On the other hand, Medicaid refers to a government-state-sponsored program that offers healthcare coverage for the low-income individuals. Federal funding is the primary source of Medicaid financing, although local and state governments also contribute to some of the program’s expenditures (CMS, n.d.). The local and state governments run the program based on federal guidelines; notwithstanding, it varies across the states. Although all states offer coverage for low-income families, pregnant women, individuals with disabilities, and the elderly, others expand Medicaid to include all adults below specified income levels. As a result, some Medicaid programs pay for their members’ care directly while others outsource services of private insurance companies to offer coverage (Smith & Moore, 2017). Eligible patients should receive covered medical services without paying anything. However, costs and eligibility also depend on states, and thus, patients sometimes are required to pay a small co-payment.

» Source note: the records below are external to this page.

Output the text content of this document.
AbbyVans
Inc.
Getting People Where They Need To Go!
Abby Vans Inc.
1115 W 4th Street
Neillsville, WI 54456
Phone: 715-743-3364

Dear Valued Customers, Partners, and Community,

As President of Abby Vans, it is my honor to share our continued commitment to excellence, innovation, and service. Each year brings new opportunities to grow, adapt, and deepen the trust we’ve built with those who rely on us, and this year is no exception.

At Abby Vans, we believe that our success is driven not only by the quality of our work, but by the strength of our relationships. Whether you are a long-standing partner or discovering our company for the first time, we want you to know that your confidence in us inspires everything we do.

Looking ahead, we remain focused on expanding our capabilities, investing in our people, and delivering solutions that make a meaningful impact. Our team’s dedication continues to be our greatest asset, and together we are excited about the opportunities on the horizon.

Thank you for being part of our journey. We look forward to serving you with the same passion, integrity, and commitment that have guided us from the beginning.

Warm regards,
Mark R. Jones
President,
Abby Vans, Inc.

Medicaid is the primary payer for long-term services in the United States. States offer various mandatory benefits as required by federal law. These services include inpatient, outpatient, laboratory, nurse midwife, rural health clinic, X-ray, and family planning services, among other vital healthcare needs (CMS, n.d.). However, states are also free to provide additional optional benefits such as occupational therapy, dental, prescription drugs, and respiratory care services. Significantly, Medicaid covers various long-term care, mainly custodial services in nursing homes across all states. The assisted people must not have the ability to perform all or some of the day-to-day activities without assistance. For example, Illinois depends on Medicaid to cater to long-term care such as assisted living facilities and nursing homes (Smith & Moore, 2017). Strict rules often govern the eligibility due to the costs involved in providing health services in the long run. Therefore, states only approve beneficiaries who qualify financially and medically for long-term benefits under Medicaid.

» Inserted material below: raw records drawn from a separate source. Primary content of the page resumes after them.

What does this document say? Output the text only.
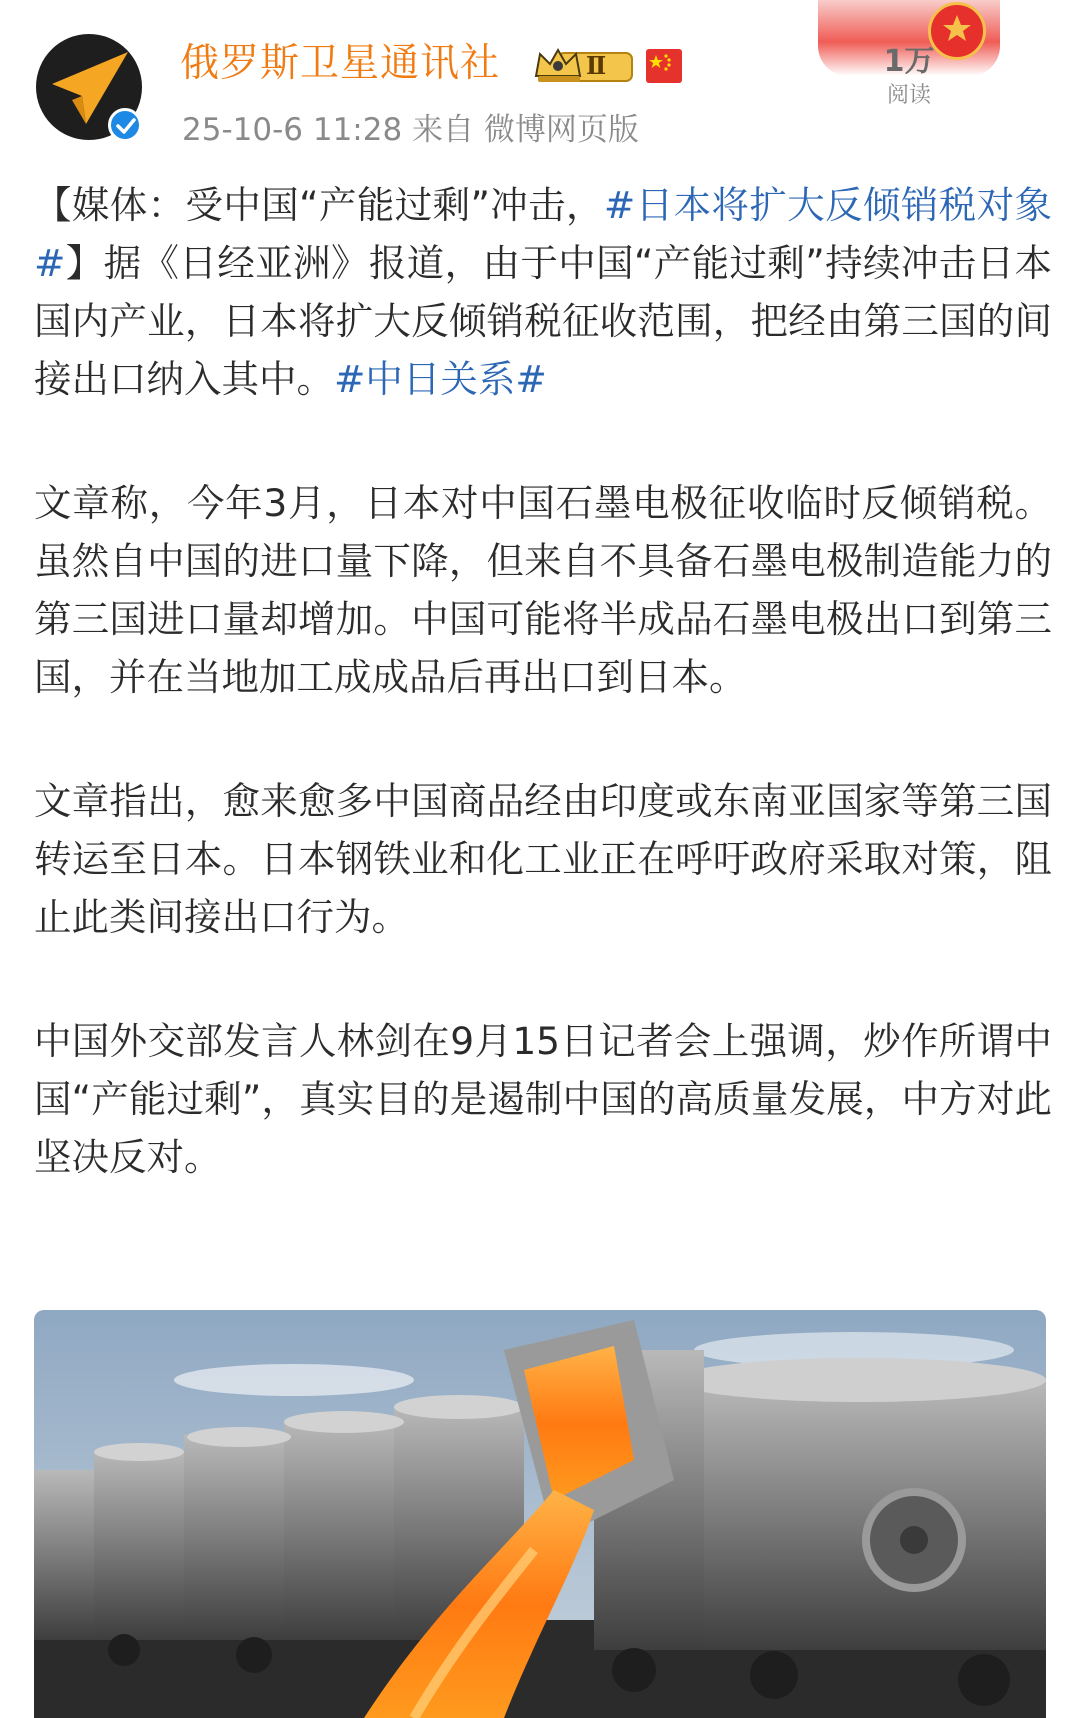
俄罗斯卫星通讯社	Ⅱ
25-10-6 11:28 来自 微博网页版
1万
阅读

【媒体：受中国“产能过剩”冲击，#日本将扩大反倾销税对象#】据《日经亚洲》报道，由于中国“产能过剩”持续冲击日本国内产业，日本将扩大反倾销税征收范围，把经由第三国的间接出口纳入其中。#中日关系#

文章称，今年3月，日本对中国石墨电极征收临时反倾销税。虽然自中国的进口量下降，但来自不具备石墨电极制造能力的第三国进口量却增加。中国可能将半成品石墨电极出口到第三国，并在当地加工成成品后再出口到日本。

文章指出，愈来愈多中国商品经由印度或东南亚国家等第三国转运至日本。日本钢铁业和化工业正在呼吁政府采取对策，阻止此类间接出口行为。

中国外交部发言人林剑在9月15日记者会上强调，炒作所谓中国“产能过剩”，真实目的是遏制中国的高质量发展，中方对此坚决反对。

Medicaid and Medicare are two essential programs that serve the healthcare needs of millions of Americans. For instance, Medicare pays health services for people aged 65 years and above, individuals with disabilities, and persons with ESRD. The Medicare program comprises four parts, which define a person’s eligibility for various healthcare services. Conversely, Medicaid covers the medical services for mainly low-income people. Significantly, there has been an expansion of Medicaid across states to include pregnant women, individuals with disabilities, and the elderly. In collaboration with the state governments, CMS runs and oversees the implementation of Medicaid and Medicare. The federal government acts as the primary financier of the two programs, although states support funding the Medicaid plans. Therefore, the partnerships and programs help achieve an inclusive, culturally competent, efficient, and people-driven healthcare system, which improve the wellness and welfare of the Americans.


Centers for Medicare & Medicaid Services. (n.d.). Medicare and Medicaid.

Moon, M. (2018). Medicare now and in the future. Routledge.

Smith, D. G., & Moore, J. D. (2017). Medicaid politics and policy (2nd ed.). Routledge.